The once despised name of Jesus has become a conquering Name. His resurrection wrought a wonderful change in His disciples. They were altogether different men when assured that He was alive. The once cowardly Peter will soon charge the rulers of his nation with the murder of the Holy One of God. The very disciples that had forsaken Him and fled will soon rejoice in being counted worthy to suffer shame for His Name. And years later the apostle to the Gentiles will write “That I may know him, and the power of his resurrection, and the fellowship of his sufferings, being made conformable unto his death,” (Phil. 3:10).
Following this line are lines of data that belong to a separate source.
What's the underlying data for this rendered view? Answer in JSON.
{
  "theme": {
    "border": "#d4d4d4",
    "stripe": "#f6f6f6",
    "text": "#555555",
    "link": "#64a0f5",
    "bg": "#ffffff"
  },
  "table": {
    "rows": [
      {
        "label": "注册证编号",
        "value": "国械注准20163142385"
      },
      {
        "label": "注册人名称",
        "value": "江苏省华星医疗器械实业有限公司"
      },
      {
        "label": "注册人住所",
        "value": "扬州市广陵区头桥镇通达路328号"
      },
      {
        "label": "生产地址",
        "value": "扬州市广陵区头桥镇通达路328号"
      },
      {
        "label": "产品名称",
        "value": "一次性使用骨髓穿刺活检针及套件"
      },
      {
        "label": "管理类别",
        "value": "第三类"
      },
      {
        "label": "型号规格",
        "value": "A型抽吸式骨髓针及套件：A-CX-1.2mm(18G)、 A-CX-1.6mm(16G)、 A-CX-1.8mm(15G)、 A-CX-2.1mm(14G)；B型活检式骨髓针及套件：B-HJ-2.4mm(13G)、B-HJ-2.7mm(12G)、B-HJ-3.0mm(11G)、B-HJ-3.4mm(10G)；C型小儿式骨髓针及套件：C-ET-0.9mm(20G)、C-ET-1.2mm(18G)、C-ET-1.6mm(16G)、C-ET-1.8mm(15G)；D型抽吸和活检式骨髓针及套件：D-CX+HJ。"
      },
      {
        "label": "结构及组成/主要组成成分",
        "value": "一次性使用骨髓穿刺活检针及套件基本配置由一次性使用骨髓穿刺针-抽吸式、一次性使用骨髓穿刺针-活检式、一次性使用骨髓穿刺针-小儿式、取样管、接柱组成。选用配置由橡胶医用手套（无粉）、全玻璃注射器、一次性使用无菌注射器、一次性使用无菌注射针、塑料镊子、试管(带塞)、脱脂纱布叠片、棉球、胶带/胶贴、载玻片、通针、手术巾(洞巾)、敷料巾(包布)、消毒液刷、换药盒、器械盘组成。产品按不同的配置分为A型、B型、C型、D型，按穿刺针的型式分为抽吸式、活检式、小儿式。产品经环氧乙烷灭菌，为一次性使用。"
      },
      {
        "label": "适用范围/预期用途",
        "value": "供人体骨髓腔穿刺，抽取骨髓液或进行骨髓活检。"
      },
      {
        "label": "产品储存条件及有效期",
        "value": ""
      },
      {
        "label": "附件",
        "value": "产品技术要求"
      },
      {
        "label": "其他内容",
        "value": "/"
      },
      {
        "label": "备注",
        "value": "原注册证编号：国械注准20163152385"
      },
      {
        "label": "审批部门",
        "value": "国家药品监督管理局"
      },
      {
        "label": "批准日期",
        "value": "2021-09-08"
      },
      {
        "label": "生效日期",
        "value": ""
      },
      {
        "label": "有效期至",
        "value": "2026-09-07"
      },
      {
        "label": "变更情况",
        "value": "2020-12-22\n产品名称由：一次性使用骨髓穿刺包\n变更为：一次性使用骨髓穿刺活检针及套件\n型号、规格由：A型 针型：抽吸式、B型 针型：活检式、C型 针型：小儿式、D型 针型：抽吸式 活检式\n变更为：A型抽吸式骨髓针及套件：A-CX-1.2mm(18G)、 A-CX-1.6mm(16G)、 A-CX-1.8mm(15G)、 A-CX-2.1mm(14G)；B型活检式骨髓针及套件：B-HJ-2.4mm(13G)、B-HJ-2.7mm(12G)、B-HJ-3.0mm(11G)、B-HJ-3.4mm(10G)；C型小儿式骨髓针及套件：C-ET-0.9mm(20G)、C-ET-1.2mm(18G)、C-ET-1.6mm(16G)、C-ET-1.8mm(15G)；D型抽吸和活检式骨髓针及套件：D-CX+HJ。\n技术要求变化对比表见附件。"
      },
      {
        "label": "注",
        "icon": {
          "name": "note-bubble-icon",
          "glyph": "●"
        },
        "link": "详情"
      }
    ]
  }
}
His resurrection put His enemies on the spot, as it were, and led to the invention of many lies concerning what became of His body. The first lie was the result of a bribe. The guards were hired to say that they went to sleep and that the disciples stole His body while they were asleep. But sleeping witnesses are not very good witnesses. And all other denials of the bodily resurrection of Christ are as absurd as the first lie. The bodily resurrection of Jesus Christ has been called the Gibraltar of Christian evidence and the Waterloo of infidelity. His resurrection resulted in the great missionary movement which has run through all the centuries. Missionaries of the cross have gone to the ends of the earth with the message of salvation based upon the death and resurrection of the Lord Jesus Christ. “Who was delivered for our offences, and was raised again for our justification,” (Rom. 4:25).